Arbeitnehmer haben Anspruch auf mindestens vier Wochen Urlaub im Jahr. Arbeitgeber sollten darauf achten, dass ihre Mitarbeiter ihn auch nehmen - sonst kann es Probleme geben.

Der Arbeitgeber muss von sich aus darauf achten, dass ein Mitarbeiter den gesetzlichen Mindesturlaub nimmt. Das berichtet die Zeitschrift "Arbeitsrecht Aktuell" (Heft 16/2015). Sie bezieht sich auf ein Urteil des Landesarbeitsgerichts (LAG) Berlin-Brandenburg (Az.: 10 Sa 86/15). Der Anspruch auf den gesetzlich vorgeschriebenen Jahresurlaub zählt zum Gesundheitsschutz des Arbeitnehmers. Den sich daraus ergebenden Pflichten muss ein Arbeitgeber ohne Antrag des Beschäftigten nachkommen.

Das Gericht sprach einem Arbeitnehmer Schadenersatz zu. Der Kläger hatte vom gesetzlichen vorgesehenen Mindesturlaub noch vier Urlaubstage aus dem Vorjahr übrig. Da er nicht mehr in dem Betrieb arbeitete, konnte er den Urlaub nicht mehr nehmen. Er verlangte daher Schadenersatz. Demgegenüber war der Arbeitgeber der Meinung, der Kläger sei selbst schuld, wenn er den Urlaub verfallen lässt.

Arbeitgeber muss Urlaub anbieten

Das LAG betonte, dies gelte nicht für den gesetzlichen Mindesturlaub, sondern nur für die darüber hinausgehenden Urlaubstage. Weil der Arbeitgeber dem Mitarbeiter den Urlaub nicht von sich aus angeboten habe, habe er seine Schutzpflichten verletzt und müsse Schadenersatz leisten.

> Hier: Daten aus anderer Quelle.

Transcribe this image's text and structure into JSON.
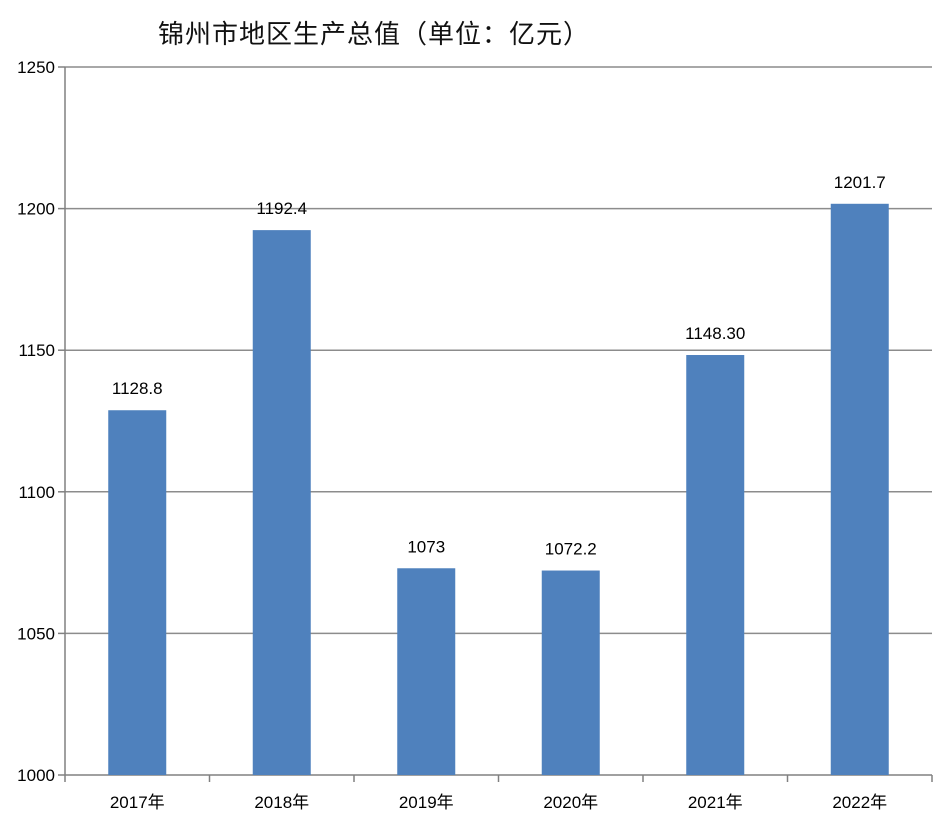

Der gesetzliche Mindesturlaub beträgt bei Vollzeitkräften 24 Werktage pro Kalenderjahr, das entspricht vier Wochen Urlaub. Wichtig: Das Gesetz stellt auf Werktage und somit auf eine Sechs-Tage-Woche ab. Auch Arbeitnehmer, die an weniger Wochentagen arbeiten, erhalten - mindestens - vier Wochen Jahresurlaub.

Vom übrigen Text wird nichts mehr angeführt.